Lotus? Ein Kopfschütteln.
Pfirsich? Nein, zu sehr wie Kore. Sie ist nicht gut auf ihre Mutter zu sprechen.
Zimt? Ein bisschen zu exotisch für eine Nordländerin, findest du nicht?
Gebt ihr doch Kräuter, die erinnern sie an den Wald.

Neue Gerüche mischten sich mit dem cremigen Duft des Badewassers. Zitrone, Minze und Rosmarin.

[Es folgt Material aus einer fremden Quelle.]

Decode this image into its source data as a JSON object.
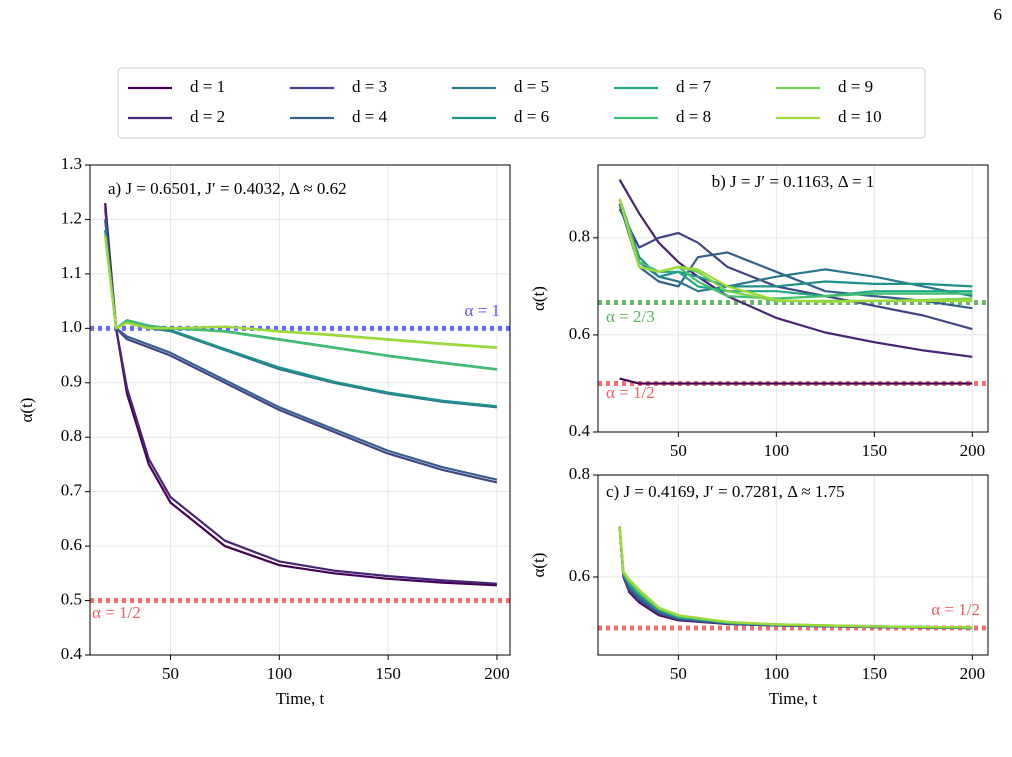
{
  "page_number": "6",
  "chart_data": [
    {
      "type": "line",
      "annotation": "a) J = 0.6501,  J′ = 0.4032,  Δ ≈ 0.62",
      "xlabel": "Time, t",
      "ylabel": "α(t)",
      "grid": true,
      "legend": "top",
      "x": [
        20,
        25,
        30,
        40,
        50,
        75,
        100,
        125,
        150,
        175,
        200
      ],
      "xlim": [
        13,
        206
      ],
      "xticks": [
        50,
        100,
        150,
        200
      ],
      "ylim": [
        0.4,
        1.3
      ],
      "yticks": [
        0.4,
        0.5,
        0.6,
        0.7,
        0.8,
        0.9,
        {
          "value": 1,
          "label": "1.0"
        },
        1.1,
        1.2,
        1.3
      ],
      "hlines": [
        {
          "value": 1,
          "label": "α = 1",
          "color": "#5b5bee"
        },
        {
          "value": 0.5,
          "label": "α = 1/2",
          "color": "#f06060"
        }
      ],
      "series": [
        {
          "name": "d = 1",
          "color": "#440154",
          "values": [
            1.23,
            1.0,
            0.88,
            0.75,
            0.68,
            0.6,
            0.565,
            0.55,
            0.54,
            0.533,
            0.528
          ]
        },
        {
          "name": "d = 2",
          "color": "#482475",
          "values": [
            1.22,
            1.0,
            0.89,
            0.76,
            0.69,
            0.61,
            0.572,
            0.555,
            0.545,
            0.537,
            0.531
          ]
        },
        {
          "name": "d = 3",
          "color": "#414487",
          "values": [
            1.2,
            1.0,
            0.98,
            0.965,
            0.95,
            0.9,
            0.85,
            0.81,
            0.77,
            0.74,
            0.717
          ]
        },
        {
          "name": "d = 4",
          "color": "#355f8d",
          "values": [
            1.2,
            1.0,
            0.985,
            0.97,
            0.955,
            0.905,
            0.855,
            0.815,
            0.775,
            0.745,
            0.722
          ]
        },
        {
          "name": "d = 5",
          "color": "#2a788e",
          "values": [
            1.18,
            1.0,
            1.01,
            1.0,
            0.995,
            0.96,
            0.925,
            0.9,
            0.88,
            0.865,
            0.855
          ]
        },
        {
          "name": "d = 6",
          "color": "#21918c",
          "values": [
            1.18,
            1.0,
            1.012,
            1.002,
            0.997,
            0.962,
            0.928,
            0.902,
            0.882,
            0.867,
            0.857
          ]
        },
        {
          "name": "d = 7",
          "color": "#22a884",
          "values": [
            1.17,
            1.0,
            1.015,
            1.005,
            1.0,
            0.995,
            0.98,
            0.965,
            0.95,
            0.937,
            0.925
          ]
        },
        {
          "name": "d = 8",
          "color": "#44bf70",
          "values": [
            1.17,
            1.0,
            1.014,
            1.004,
            1.0,
            0.994,
            0.979,
            0.964,
            0.949,
            0.936,
            0.924
          ]
        },
        {
          "name": "d = 9",
          "color": "#7ad151",
          "values": [
            1.17,
            1.0,
            1.01,
            1.0,
            1.0,
            1.003,
            0.995,
            0.988,
            0.98,
            0.972,
            0.965
          ]
        },
        {
          "name": "d = 10",
          "color": "#a0da39",
          "values": [
            1.17,
            1.0,
            1.01,
            1.0,
            1.0,
            1.003,
            0.994,
            0.987,
            0.979,
            0.971,
            0.964
          ]
        }
      ]
    },
    {
      "type": "line",
      "annotation": "b) J = J′ = 0.1163,  Δ = 1",
      "ylabel": "α(t)",
      "grid": true,
      "x": [
        20,
        30,
        40,
        50,
        60,
        75,
        100,
        125,
        150,
        175,
        200
      ],
      "xlim": [
        9,
        208
      ],
      "xticks": [
        50,
        100,
        150,
        200
      ],
      "ylim": [
        0.4,
        0.95
      ],
      "yticks": [
        0.4,
        0.6,
        0.8
      ],
      "hlines": [
        {
          "value": 0.6667,
          "label": "α = 2/3",
          "color": "#5cae5c"
        },
        {
          "value": 0.5,
          "label": "α = 1/2",
          "color": "#f06060"
        }
      ],
      "series": [
        {
          "color": "#440154",
          "values": [
            0.51,
            0.5,
            0.5,
            0.5,
            0.5,
            0.5,
            0.5,
            0.5,
            0.5,
            0.5,
            0.5
          ]
        },
        {
          "color": "#482475",
          "values": [
            0.92,
            0.85,
            0.79,
            0.75,
            0.72,
            0.68,
            0.635,
            0.605,
            0.585,
            0.568,
            0.555
          ]
        },
        {
          "color": "#414487",
          "values": [
            0.86,
            0.78,
            0.8,
            0.81,
            0.79,
            0.74,
            0.7,
            0.68,
            0.66,
            0.64,
            0.612
          ]
        },
        {
          "color": "#355f8d",
          "values": [
            0.87,
            0.74,
            0.71,
            0.7,
            0.76,
            0.77,
            0.73,
            0.69,
            0.68,
            0.67,
            0.655
          ]
        },
        {
          "color": "#2a788e",
          "values": [
            0.87,
            0.75,
            0.72,
            0.71,
            0.69,
            0.7,
            0.72,
            0.735,
            0.72,
            0.7,
            0.68
          ]
        },
        {
          "color": "#21918c",
          "values": [
            0.88,
            0.76,
            0.72,
            0.73,
            0.72,
            0.7,
            0.7,
            0.71,
            0.705,
            0.705,
            0.7
          ]
        },
        {
          "color": "#22a884",
          "values": [
            0.88,
            0.75,
            0.73,
            0.73,
            0.7,
            0.69,
            0.69,
            0.68,
            0.69,
            0.69,
            0.69
          ]
        },
        {
          "color": "#44bf70",
          "values": [
            0.88,
            0.75,
            0.73,
            0.74,
            0.71,
            0.68,
            0.675,
            0.68,
            0.685,
            0.685,
            0.685
          ]
        },
        {
          "color": "#7ad151",
          "values": [
            0.88,
            0.74,
            0.73,
            0.74,
            0.73,
            0.69,
            0.67,
            0.67,
            0.67,
            0.672,
            0.675
          ]
        },
        {
          "color": "#a0da39",
          "values": [
            0.88,
            0.74,
            0.73,
            0.74,
            0.735,
            0.7,
            0.672,
            0.668,
            0.67,
            0.67,
            0.67
          ]
        }
      ]
    },
    {
      "type": "line",
      "annotation": "c) J = 0.4169,  J′ = 0.7281,  Δ ≈ 1.75",
      "xlabel": "Time, t",
      "ylabel": "α(t)",
      "grid": true,
      "x": [
        20,
        22,
        25,
        30,
        40,
        50,
        75,
        100,
        150,
        200
      ],
      "xlim": [
        9,
        208
      ],
      "xticks": [
        50,
        100,
        150,
        200
      ],
      "ylim": [
        0.447,
        0.8
      ],
      "yticks": [
        0.6,
        0.8
      ],
      "hlines": [
        {
          "value": 0.5,
          "label": "α = 1/2",
          "color": "#f06060"
        }
      ],
      "series": [
        {
          "color": "#440154",
          "values": [
            0.7,
            0.6,
            0.57,
            0.55,
            0.525,
            0.515,
            0.508,
            0.505,
            0.502,
            0.5
          ]
        },
        {
          "color": "#482475",
          "values": [
            0.7,
            0.6,
            0.572,
            0.552,
            0.527,
            0.516,
            0.508,
            0.505,
            0.502,
            0.5
          ]
        },
        {
          "color": "#414487",
          "values": [
            0.7,
            0.602,
            0.575,
            0.555,
            0.529,
            0.517,
            0.509,
            0.505,
            0.502,
            0.5
          ]
        },
        {
          "color": "#355f8d",
          "values": [
            0.7,
            0.603,
            0.578,
            0.558,
            0.531,
            0.519,
            0.509,
            0.506,
            0.502,
            0.5
          ]
        },
        {
          "color": "#2a788e",
          "values": [
            0.7,
            0.604,
            0.582,
            0.562,
            0.533,
            0.52,
            0.51,
            0.506,
            0.502,
            0.501
          ]
        },
        {
          "color": "#21918c",
          "values": [
            0.7,
            0.605,
            0.585,
            0.565,
            0.535,
            0.521,
            0.51,
            0.506,
            0.503,
            0.501
          ]
        },
        {
          "color": "#22a884",
          "values": [
            0.7,
            0.606,
            0.588,
            0.568,
            0.537,
            0.522,
            0.511,
            0.506,
            0.503,
            0.501
          ]
        },
        {
          "color": "#44bf70",
          "values": [
            0.7,
            0.607,
            0.59,
            0.57,
            0.538,
            0.523,
            0.511,
            0.507,
            0.503,
            0.501
          ]
        },
        {
          "color": "#7ad151",
          "values": [
            0.7,
            0.608,
            0.593,
            0.573,
            0.539,
            0.524,
            0.512,
            0.507,
            0.503,
            0.501
          ]
        },
        {
          "color": "#a0da39",
          "values": [
            0.7,
            0.61,
            0.595,
            0.575,
            0.54,
            0.525,
            0.512,
            0.507,
            0.503,
            0.501
          ]
        }
      ]
    }
  ]
}
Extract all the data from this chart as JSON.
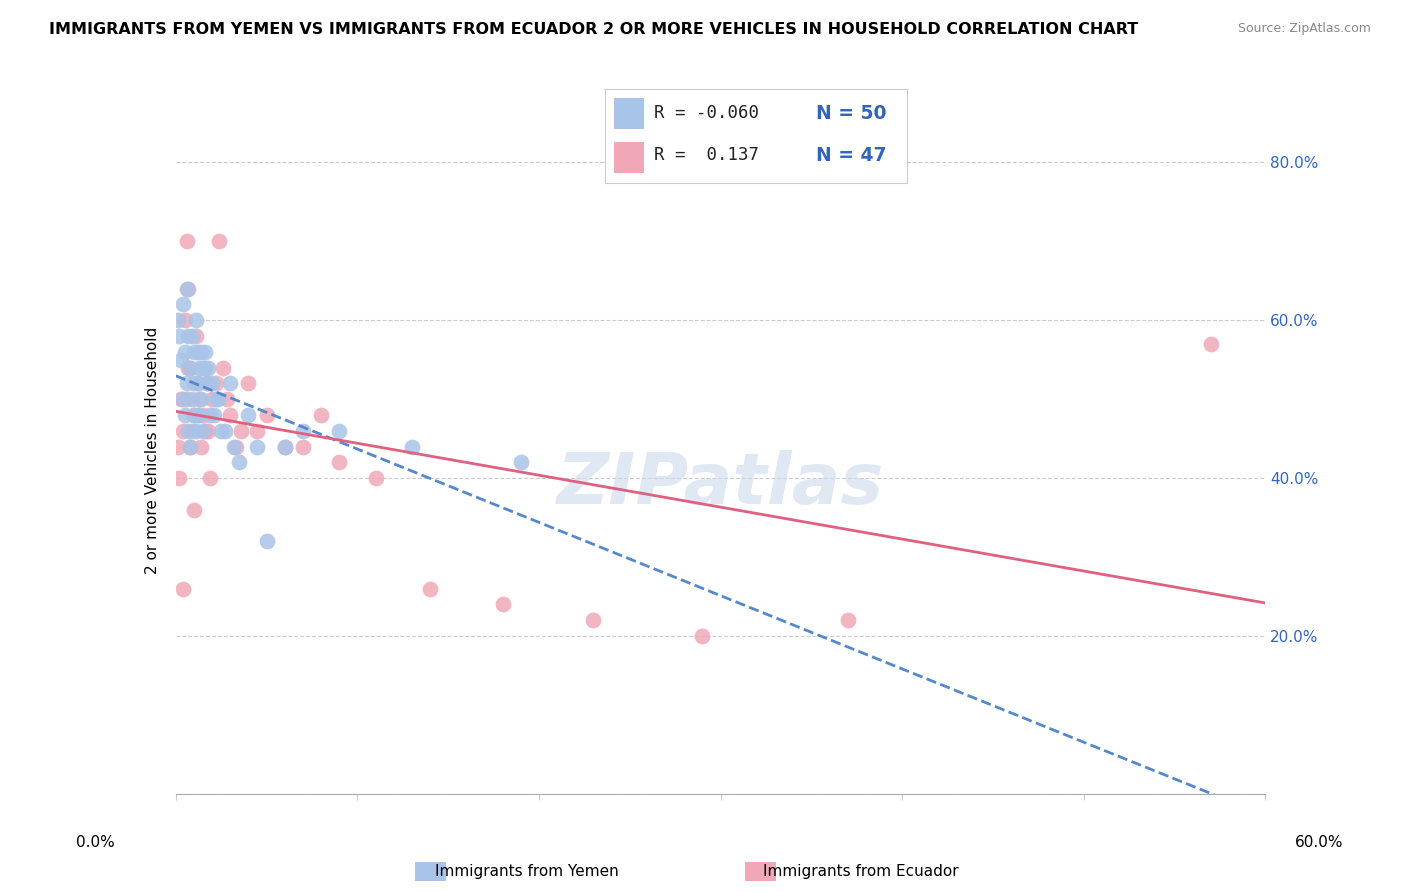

Ich nahm einen tiefen Atemzug und starrte auf den roten Streifen Sonnenaufgang vor meinem Fenster. Fein verästelte Akazienzweige verdeckten die Aussicht wie ein kunstvoll gewobener Vorhang. In den stabileren Ästen erwachten langsam die Vögel. Wären wir im Arbor, hätte mich ihr Zwitschern lächeln lassen. Hier klang es, als lästerte selbst die Natur über mich.
Im Nebenraum redeten die Hexen leise weiter. Über mich, nicht mit mir. Den ganzen Morgen hatten sie kaum ein Wort mit mir gewechselt. Ich fragte mich, warum. Ehrfurcht, weil ich das Kind ihrer Akolytin war? Oder Abscheu, aus dem selben Grund?
Es konnte nicht leicht für sie sein, eine Fleisch und Blut gewordene Sünde gegen ihre Heilige in Seide zu kleiden und mit kostbaren Ölen zu salben.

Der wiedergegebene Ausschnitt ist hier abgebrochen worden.